StephanOepen edited this page Jun 28, 2016 · 15 revisions

Background

Basic Procedure

Disambiguation Heuristics

Up until the 1214 release of the ERG at least, there are some predications that encode aspects of information structure rather than core predicate–argument relations. These include the ‘discourse’ relations introduced by the grammatical constructions of passivization and topicalization, as well as two-place relations that effectively express an identity relation between two (distinct) instance variables. The latter class includes the appos(ition) relation and the id(entity) relation (used in tag questions and some coordinate structures). These relations are generally dis-preferred (and are likely to be recast in terms of ‘indvidual constraints’ in forthcoming versions of the MRS framework), and there is a grammar-specific ‘black list’ of these predicate names (called *eds-non-representatives* in the Lisp implementation).

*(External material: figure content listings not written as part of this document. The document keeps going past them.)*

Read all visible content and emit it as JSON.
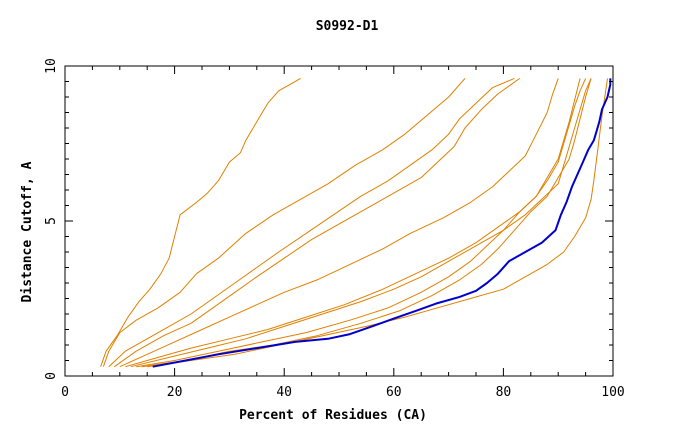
{
  "chart_data": {
    "type": "line",
    "title": "S0992-D1",
    "xlabel": "Percent of Residues (CA)",
    "ylabel": "Distance Cutoff, A",
    "xlim": [
      0,
      100
    ],
    "ylim": [
      0,
      10
    ],
    "x_ticks": [
      "0",
      "20",
      "40",
      "60",
      "80",
      "100"
    ],
    "y_ticks": [
      "0",
      "5",
      "10"
    ],
    "grid": false,
    "legend": "none",
    "colors": {
      "highlight": "#0000cc",
      "others": "#e08000",
      "axes": "#000000"
    },
    "series": [
      {
        "role": "other",
        "points": [
          [
            6.5,
            0.3
          ],
          [
            7.5,
            0.8
          ],
          [
            9.5,
            1.3
          ],
          [
            11.5,
            1.9
          ],
          [
            13.5,
            2.4
          ],
          [
            15.5,
            2.8
          ],
          [
            17.5,
            3.3
          ],
          [
            19,
            3.8
          ],
          [
            20,
            4.5
          ],
          [
            21,
            5.2
          ],
          [
            24,
            5.6
          ],
          [
            26,
            5.9
          ],
          [
            28,
            6.3
          ],
          [
            30,
            6.9
          ],
          [
            32,
            7.2
          ],
          [
            33,
            7.6
          ],
          [
            35,
            8.2
          ],
          [
            37,
            8.8
          ],
          [
            39,
            9.2
          ],
          [
            43,
            9.6
          ]
        ]
      },
      {
        "role": "other",
        "points": [
          [
            7,
            0.3
          ],
          [
            8,
            0.8
          ],
          [
            10,
            1.4
          ],
          [
            13,
            1.8
          ],
          [
            17,
            2.2
          ],
          [
            21,
            2.7
          ],
          [
            24,
            3.3
          ],
          [
            28,
            3.8
          ],
          [
            33,
            4.6
          ],
          [
            38,
            5.2
          ],
          [
            43,
            5.7
          ],
          [
            48,
            6.2
          ],
          [
            53,
            6.8
          ],
          [
            58,
            7.3
          ],
          [
            62,
            7.8
          ],
          [
            66,
            8.4
          ],
          [
            70,
            9.0
          ],
          [
            73,
            9.6
          ]
        ]
      },
      {
        "role": "other",
        "points": [
          [
            8,
            0.3
          ],
          [
            11,
            0.8
          ],
          [
            15,
            1.2
          ],
          [
            19,
            1.6
          ],
          [
            23,
            2.0
          ],
          [
            27,
            2.5
          ],
          [
            31,
            3.0
          ],
          [
            35,
            3.5
          ],
          [
            39,
            4.0
          ],
          [
            44,
            4.6
          ],
          [
            49,
            5.2
          ],
          [
            54,
            5.8
          ],
          [
            59,
            6.3
          ],
          [
            63,
            6.8
          ],
          [
            67,
            7.3
          ],
          [
            70,
            7.8
          ],
          [
            72,
            8.3
          ],
          [
            75,
            8.8
          ],
          [
            78,
            9.3
          ],
          [
            82,
            9.6
          ]
        ]
      },
      {
        "role": "other",
        "points": [
          [
            9,
            0.3
          ],
          [
            13,
            0.8
          ],
          [
            18,
            1.3
          ],
          [
            23,
            1.7
          ],
          [
            27,
            2.2
          ],
          [
            31,
            2.7
          ],
          [
            35,
            3.2
          ],
          [
            40,
            3.8
          ],
          [
            45,
            4.4
          ],
          [
            50,
            4.9
          ],
          [
            55,
            5.4
          ],
          [
            60,
            5.9
          ],
          [
            65,
            6.4
          ],
          [
            68,
            6.9
          ],
          [
            71,
            7.4
          ],
          [
            73,
            8.0
          ],
          [
            76,
            8.6
          ],
          [
            79,
            9.1
          ],
          [
            83,
            9.6
          ]
        ]
      },
      {
        "role": "other",
        "points": [
          [
            10,
            0.3
          ],
          [
            15,
            0.7
          ],
          [
            20,
            1.1
          ],
          [
            25,
            1.5
          ],
          [
            30,
            1.9
          ],
          [
            35,
            2.3
          ],
          [
            40,
            2.7
          ],
          [
            46,
            3.1
          ],
          [
            52,
            3.6
          ],
          [
            58,
            4.1
          ],
          [
            63,
            4.6
          ],
          [
            69,
            5.1
          ],
          [
            74,
            5.6
          ],
          [
            78,
            6.1
          ],
          [
            81,
            6.6
          ],
          [
            84,
            7.1
          ],
          [
            86,
            7.8
          ],
          [
            88,
            8.5
          ],
          [
            89,
            9.1
          ],
          [
            90,
            9.6
          ]
        ]
      },
      {
        "role": "other",
        "points": [
          [
            11,
            0.3
          ],
          [
            17,
            0.6
          ],
          [
            23,
            0.9
          ],
          [
            30,
            1.2
          ],
          [
            37,
            1.5
          ],
          [
            44,
            1.9
          ],
          [
            51,
            2.3
          ],
          [
            58,
            2.8
          ],
          [
            64,
            3.3
          ],
          [
            70,
            3.8
          ],
          [
            75,
            4.3
          ],
          [
            79,
            4.8
          ],
          [
            83,
            5.3
          ],
          [
            86,
            5.8
          ],
          [
            88,
            6.3
          ],
          [
            90,
            6.9
          ],
          [
            91,
            7.5
          ],
          [
            92,
            8.1
          ],
          [
            93,
            8.7
          ],
          [
            94,
            9.2
          ],
          [
            95,
            9.6
          ]
        ]
      },
      {
        "role": "other",
        "points": [
          [
            12,
            0.3
          ],
          [
            19,
            0.6
          ],
          [
            26,
            0.9
          ],
          [
            33,
            1.2
          ],
          [
            40,
            1.6
          ],
          [
            47,
            2.0
          ],
          [
            54,
            2.4
          ],
          [
            60,
            2.8
          ],
          [
            65,
            3.2
          ],
          [
            70,
            3.7
          ],
          [
            75,
            4.2
          ],
          [
            80,
            4.7
          ],
          [
            84,
            5.2
          ],
          [
            87,
            5.7
          ],
          [
            90,
            6.2
          ],
          [
            91,
            6.8
          ],
          [
            92,
            7.4
          ],
          [
            93,
            8.0
          ],
          [
            94,
            8.6
          ],
          [
            95,
            9.2
          ],
          [
            96,
            9.6
          ]
        ]
      },
      {
        "role": "other",
        "points": [
          [
            13,
            0.3
          ],
          [
            20,
            0.5
          ],
          [
            28,
            0.8
          ],
          [
            36,
            1.1
          ],
          [
            44,
            1.4
          ],
          [
            52,
            1.8
          ],
          [
            59,
            2.2
          ],
          [
            65,
            2.7
          ],
          [
            70,
            3.2
          ],
          [
            74,
            3.7
          ],
          [
            77,
            4.2
          ],
          [
            80,
            4.7
          ],
          [
            83,
            5.3
          ],
          [
            86,
            5.8
          ],
          [
            88,
            6.4
          ],
          [
            90,
            7.0
          ],
          [
            91,
            7.6
          ],
          [
            92,
            8.2
          ],
          [
            93,
            8.9
          ],
          [
            94,
            9.6
          ]
        ]
      },
      {
        "role": "other",
        "points": [
          [
            14,
            0.3
          ],
          [
            22,
            0.5
          ],
          [
            30,
            0.8
          ],
          [
            38,
            1.0
          ],
          [
            46,
            1.3
          ],
          [
            54,
            1.7
          ],
          [
            61,
            2.1
          ],
          [
            67,
            2.6
          ],
          [
            72,
            3.1
          ],
          [
            76,
            3.6
          ],
          [
            79,
            4.1
          ],
          [
            82,
            4.7
          ],
          [
            85,
            5.3
          ],
          [
            88,
            5.8
          ],
          [
            90,
            6.4
          ],
          [
            92,
            7.0
          ],
          [
            93,
            7.6
          ],
          [
            94,
            8.3
          ],
          [
            95,
            9.0
          ],
          [
            96,
            9.6
          ]
        ]
      },
      {
        "role": "other",
        "points": [
          [
            15,
            0.3
          ],
          [
            23,
            0.5
          ],
          [
            31,
            0.7
          ],
          [
            39,
            1.0
          ],
          [
            47,
            1.3
          ],
          [
            55,
            1.6
          ],
          [
            62,
            1.9
          ],
          [
            68,
            2.2
          ],
          [
            74,
            2.5
          ],
          [
            80,
            2.8
          ],
          [
            84,
            3.2
          ],
          [
            88,
            3.6
          ],
          [
            91,
            4.0
          ],
          [
            93,
            4.5
          ],
          [
            95,
            5.1
          ],
          [
            96,
            5.7
          ],
          [
            96.5,
            6.3
          ],
          [
            97,
            7.0
          ],
          [
            97.5,
            7.7
          ],
          [
            98,
            8.4
          ],
          [
            98.5,
            9.0
          ],
          [
            99,
            9.6
          ]
        ]
      },
      {
        "role": "highlight",
        "points": [
          [
            16,
            0.3
          ],
          [
            22,
            0.5
          ],
          [
            28,
            0.7
          ],
          [
            35,
            0.9
          ],
          [
            42,
            1.1
          ],
          [
            48,
            1.2
          ],
          [
            52,
            1.35
          ],
          [
            56,
            1.6
          ],
          [
            60,
            1.85
          ],
          [
            64,
            2.1
          ],
          [
            68,
            2.35
          ],
          [
            72,
            2.55
          ],
          [
            75,
            2.75
          ],
          [
            77,
            3.0
          ],
          [
            79,
            3.3
          ],
          [
            81,
            3.7
          ],
          [
            84,
            4.0
          ],
          [
            87,
            4.3
          ],
          [
            89.5,
            4.7
          ],
          [
            90.5,
            5.2
          ],
          [
            91.5,
            5.6
          ],
          [
            92.5,
            6.1
          ],
          [
            93.5,
            6.5
          ],
          [
            94.5,
            6.9
          ],
          [
            95.5,
            7.3
          ],
          [
            96.5,
            7.6
          ],
          [
            97,
            7.9
          ],
          [
            97.5,
            8.2
          ],
          [
            98,
            8.6
          ],
          [
            99,
            9.0
          ],
          [
            99.5,
            9.4
          ],
          [
            99.5,
            9.6
          ]
        ]
      }
    ]
  }
}
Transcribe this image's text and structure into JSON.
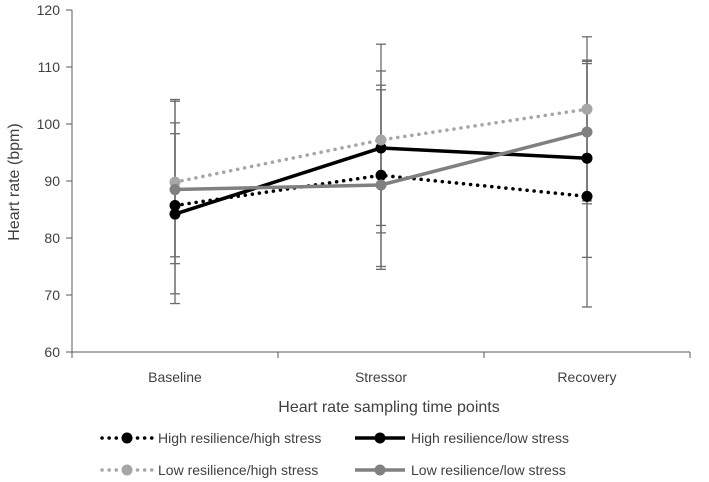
{
  "chart_data": {
    "type": "line",
    "title": "",
    "xlabel": "Heart rate sampling time points",
    "ylabel": "Heart rate (bpm)",
    "ylim": [
      60,
      120
    ],
    "yticks": [
      60,
      70,
      80,
      90,
      100,
      110,
      120
    ],
    "categories": [
      "Baseline",
      "Stressor",
      "Recovery"
    ],
    "grid": false,
    "legend_position": "bottom",
    "series": [
      {
        "name": "High resilience/high stress",
        "color": "#000000",
        "line_style": "dotted",
        "values": [
          85.7,
          91.0,
          87.3
        ],
        "error_low": [
          70.2,
          74.5,
          67.9
        ],
        "error_high": [
          104.0,
          109.3,
          111.0
        ]
      },
      {
        "name": "High resilience/low stress",
        "color": "#000000",
        "line_style": "solid",
        "values": [
          84.2,
          95.8,
          94.0
        ],
        "error_low": [
          68.5,
          75.0,
          76.6
        ],
        "error_high": [
          98.3,
          114.0,
          111.2
        ]
      },
      {
        "name": "Low resilience/high stress",
        "color": "#a6a6a6",
        "line_style": "dotted",
        "values": [
          89.8,
          97.2,
          102.6
        ],
        "error_low": [
          75.5,
          82.2,
          86.0
        ],
        "error_high": [
          104.3,
          106.8,
          115.3
        ]
      },
      {
        "name": "Low resilience/low stress",
        "color": "#808080",
        "line_style": "solid",
        "values": [
          88.5,
          89.3,
          98.6
        ],
        "error_low": [
          76.7,
          80.9,
          86.5
        ],
        "error_high": [
          100.2,
          106.0,
          110.6
        ]
      }
    ]
  }
}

The most common cause of one-to-many correspondences between a variable and a set of predications are labels shared with (non-scopal) modifiers, e.g. in a structure like she arrived very quickly. Here, the degree specifier is a non-scopla modifier on the adverb, which in turn is a non-scopal modifier on the arriving event; thus, all three share one label, and arrive is the ARG1 of quickly, which is the ARG1 of very. To pick out arrive in this scenario, we dis-prefer candidates that take any of the other candidates as their argument. This is a sound topological heuristic, essentially operationalizing a notion of semantic heads in groups of (logically) conjoined predications.

Far less frequent than the above are cases of two or more predications sharing their label but lacking argument relations among them. In the 1214 release of the ERG, the ‘existential be’ constructions can give rise to such configuration, e.g. in there were cats in the garden (mrs/991). Here, the preposition shares its label with the _be_v_there, but its external argument (ARG1) is the cats instance variable. Similar configurations can arise with ‘it clefts’, e.g. it was Browne whose manager interviewed Abrams (csli/977). Here, the proposition embedded by the _be_v_itcleft relation shares its label with the two-place poss(essor) relation holding between Browne and his manager. To disambiguate cases like these, there is a dis-preference for relations whose intrinsic variable is ‘untensed’ (where a grammar-specific parameter—*eds-untensed* in the Lisp implementation—provides an appropriate test, as a pair of a variable property and ‘untensed’ value).

Predicate Modification

The EdsTop page discusses the somewhat common instances of ‘fragmented’ EDS graphs owing to the incomplete ERG analysis of degree specification on quantifiers, as for example nearly every. In no small part to address these imperfections, conversion to EDS provides an optional, semi-declarative mechanism akin to semantic predicate modification, i.e. mapping the actual ERG analysis of the above to something that one might interpret as nearly(every).

Predicate modification is triggered by certain classes of predicates who ‘lack’ an argument, i.e. conceptually the triggers are pairs of a predicate pattern and an argument label, for example something like 〈/_x_deg$|^_quite_x$ /, ARG1〉 for the ERG (in the Lisp implementation the trigger patterns are configured as *eds-predicate-modifiers*, while in mid-2016 the corresponding argument labels are sadly hard-wired as ARG1). When there is an MRS predication whose predicate matches one of the triggers, the conversion procedure (a) checks that the corresponding argument (e.g. ARG1) is not present or unbound (of type u), and that (b) there is at least one other predication sharing the same label. Where this is the case, the argument will be specified to become that label (in a sense creating what would look like a self-referential structure if intepreted as an MRS), such that the EDS node corresponding to the degree specifier (e.g. nearly) will end up with an argument edge pointing to the node of the quantifier (all, say).